L’ÊTRE HUMAIN ET LE RÉVERBÈRE
L’être humain se déplace vite, mais ne se déplace plus
Il est juste pilier rigide dans les cités livides
Belle statue immobile, chahut inaudible sur solide raffut
Marque la rue comme un immense fossile
L’être humain de nuit attire loustics et déchets
Comme le réverbère attire les moustiques l’été
La lumière n’est pas lumière rêvée, plutôt blessée, éclaire les pieds
D’humains à la tête haute, à la casquette baissée
Si droits qu’il font effet pilier
Même quand ils s’adossent avec une des deux jambes pliée
Témoin du quartier, des rires et des douleurs
Et comme le réverbère, ils en pincent pour les chaînes et les scooters
Dandy à l’allure de bandit, proche des mioches qui grandissent
Ballon aux pattes, qui sur le réverbère rebondit
Donc il vibre comme un gosse à l’âge qui resplendit
Complice du tapage qui fait résonner la fonte comme cent cris*
Le réverbère c’est l’ancien, des villes le témoin
Il a vu chaque couche sur HLM 10 fois repeint
Donc le point commun le vrai, c’est l’étroitesse du destin
Le monde est vaste mais on représente l’espace restreint
Dans la rue j’ai confondu l’être humain et le réverbère
Comme le réverbère il éclaire juste sa rue
Ne se déplace plus, il est juste pilier rigide
Dans les cités livides où la lumière ne passe plus
Dans la rue j’ai confondu l’être humain et le réverbère
Comme le réverbère il éclaire juste sa rue
Ne se déplace plus, il est juste pilier rigide
Dans les palais livides où la lumière ne passe plus
Les gens ne sont pas reconnaissants
Pissent sur les réverbères alors que la nuit ils lui demandent le fluorescent
Ne sont point reconnaissants
Ignorent l’humain indécent alors que la nuit ils lui quémandent le stupéfiant
L’être humain et le réverbère sont complices de l’ingratitude
D’où cette attitude, droits et fiers par habitude
La rue qu’ils surveillent de haut les rend droits pour l’altitude
Mais la tête penche vers le sol par lassitude
Pour L’être humain et le réverbère, l’univers s’arrête à quelques rues
Qu’ils connaissent dans l’affinité
De sa banalité à ses pires activités
L’hiver et son acidité, l’été et son aridité
La richesse n’invite pas au voyage.

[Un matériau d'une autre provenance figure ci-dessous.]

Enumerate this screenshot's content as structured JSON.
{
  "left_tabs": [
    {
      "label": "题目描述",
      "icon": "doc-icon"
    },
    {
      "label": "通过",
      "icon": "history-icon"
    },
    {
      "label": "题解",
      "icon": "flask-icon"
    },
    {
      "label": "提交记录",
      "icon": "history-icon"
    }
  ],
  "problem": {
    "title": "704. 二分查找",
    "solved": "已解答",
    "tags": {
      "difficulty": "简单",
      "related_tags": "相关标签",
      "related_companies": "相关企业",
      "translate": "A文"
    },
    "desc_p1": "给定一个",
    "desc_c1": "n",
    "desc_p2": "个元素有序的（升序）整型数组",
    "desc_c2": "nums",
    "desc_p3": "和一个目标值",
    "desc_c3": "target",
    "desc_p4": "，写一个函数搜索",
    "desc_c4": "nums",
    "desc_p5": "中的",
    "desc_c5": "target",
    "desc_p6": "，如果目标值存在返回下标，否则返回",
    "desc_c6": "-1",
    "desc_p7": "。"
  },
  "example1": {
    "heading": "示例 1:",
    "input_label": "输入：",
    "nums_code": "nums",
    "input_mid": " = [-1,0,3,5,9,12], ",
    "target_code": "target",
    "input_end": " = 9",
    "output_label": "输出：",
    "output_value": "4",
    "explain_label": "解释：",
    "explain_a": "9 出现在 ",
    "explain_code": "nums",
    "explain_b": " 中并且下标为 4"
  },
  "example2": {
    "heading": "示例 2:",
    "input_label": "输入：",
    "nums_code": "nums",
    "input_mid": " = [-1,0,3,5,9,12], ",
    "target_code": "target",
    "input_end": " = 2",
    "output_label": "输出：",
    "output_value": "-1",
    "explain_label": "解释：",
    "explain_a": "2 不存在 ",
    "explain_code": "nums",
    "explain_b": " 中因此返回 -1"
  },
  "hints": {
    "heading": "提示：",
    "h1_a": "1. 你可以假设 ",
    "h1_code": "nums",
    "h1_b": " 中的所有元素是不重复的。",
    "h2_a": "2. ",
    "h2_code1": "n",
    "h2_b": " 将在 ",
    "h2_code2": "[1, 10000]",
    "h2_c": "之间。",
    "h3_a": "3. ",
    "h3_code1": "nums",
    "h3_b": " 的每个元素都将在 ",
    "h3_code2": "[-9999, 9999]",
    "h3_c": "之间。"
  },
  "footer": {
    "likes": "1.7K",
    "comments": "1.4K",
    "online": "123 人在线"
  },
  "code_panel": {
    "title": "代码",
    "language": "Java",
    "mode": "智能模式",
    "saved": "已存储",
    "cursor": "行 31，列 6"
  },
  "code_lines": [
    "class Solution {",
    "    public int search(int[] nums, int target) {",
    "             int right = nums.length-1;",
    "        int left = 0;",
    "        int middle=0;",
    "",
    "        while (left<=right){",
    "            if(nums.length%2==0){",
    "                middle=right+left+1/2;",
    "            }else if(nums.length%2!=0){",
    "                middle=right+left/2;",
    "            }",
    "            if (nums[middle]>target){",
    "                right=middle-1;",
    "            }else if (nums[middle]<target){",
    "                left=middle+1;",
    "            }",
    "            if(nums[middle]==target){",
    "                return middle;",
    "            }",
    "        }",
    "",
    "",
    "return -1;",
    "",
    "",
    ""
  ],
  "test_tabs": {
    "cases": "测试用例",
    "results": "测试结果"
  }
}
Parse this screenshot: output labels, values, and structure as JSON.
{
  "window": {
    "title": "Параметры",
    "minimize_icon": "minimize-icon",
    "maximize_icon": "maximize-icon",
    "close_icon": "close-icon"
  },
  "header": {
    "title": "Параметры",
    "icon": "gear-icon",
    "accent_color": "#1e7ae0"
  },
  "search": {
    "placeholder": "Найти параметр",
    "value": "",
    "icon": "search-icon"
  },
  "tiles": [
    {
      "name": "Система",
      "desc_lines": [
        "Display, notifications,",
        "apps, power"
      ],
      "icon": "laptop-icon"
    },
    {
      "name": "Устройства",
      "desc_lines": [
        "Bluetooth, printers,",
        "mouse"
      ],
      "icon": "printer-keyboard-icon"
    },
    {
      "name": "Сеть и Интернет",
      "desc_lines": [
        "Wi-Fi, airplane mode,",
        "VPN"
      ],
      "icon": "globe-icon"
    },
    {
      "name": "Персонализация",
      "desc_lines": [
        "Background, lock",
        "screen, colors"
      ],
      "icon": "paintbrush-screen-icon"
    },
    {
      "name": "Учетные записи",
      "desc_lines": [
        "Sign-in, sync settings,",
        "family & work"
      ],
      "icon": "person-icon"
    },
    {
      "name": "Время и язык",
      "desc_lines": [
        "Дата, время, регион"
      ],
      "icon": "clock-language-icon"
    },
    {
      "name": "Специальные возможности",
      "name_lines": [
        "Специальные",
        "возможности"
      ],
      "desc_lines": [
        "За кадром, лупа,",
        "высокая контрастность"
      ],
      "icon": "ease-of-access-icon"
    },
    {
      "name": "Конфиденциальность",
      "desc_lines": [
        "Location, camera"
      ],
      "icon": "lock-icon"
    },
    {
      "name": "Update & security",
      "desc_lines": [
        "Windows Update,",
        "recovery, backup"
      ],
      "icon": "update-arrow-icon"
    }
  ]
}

Les beaux quartiers,
Leur beauté, montrent un horizon tout aussi bétonné
Car l’habitude et la routine rendent l’humain statue
Loin des sables mouvants, proche d’une terre battue
Le propriétaire terrien fait du ciment son grain
Fait de la rue d’à côté, sa vie, sa racine, son bien
Donc le point commun le vrai, c’est l’étroitesse du destin
Le monde est vaste mais on représente l’espace restreint
Dans la rue j’ai confondu l’être humain et le réverbère
Comme le réverbère il éclaire juste sa rue
Ne se déplace plus, il est juste pilier rigide
Dans les cités livides où la lumière ne passe plus
Dans la rue j’ai confondu l’être humain et le réverbère
Comme le réverbère il éclaire juste sa rue
Ne se déplace plus, il est juste pilier rigide
Dans les palais livides où la lumière ne passe plus
Rocé, in l’album L’être humain et le réverbère, M2O Solutions/Big Cheese, 2010.
* Texte présent sur le livret de l’album.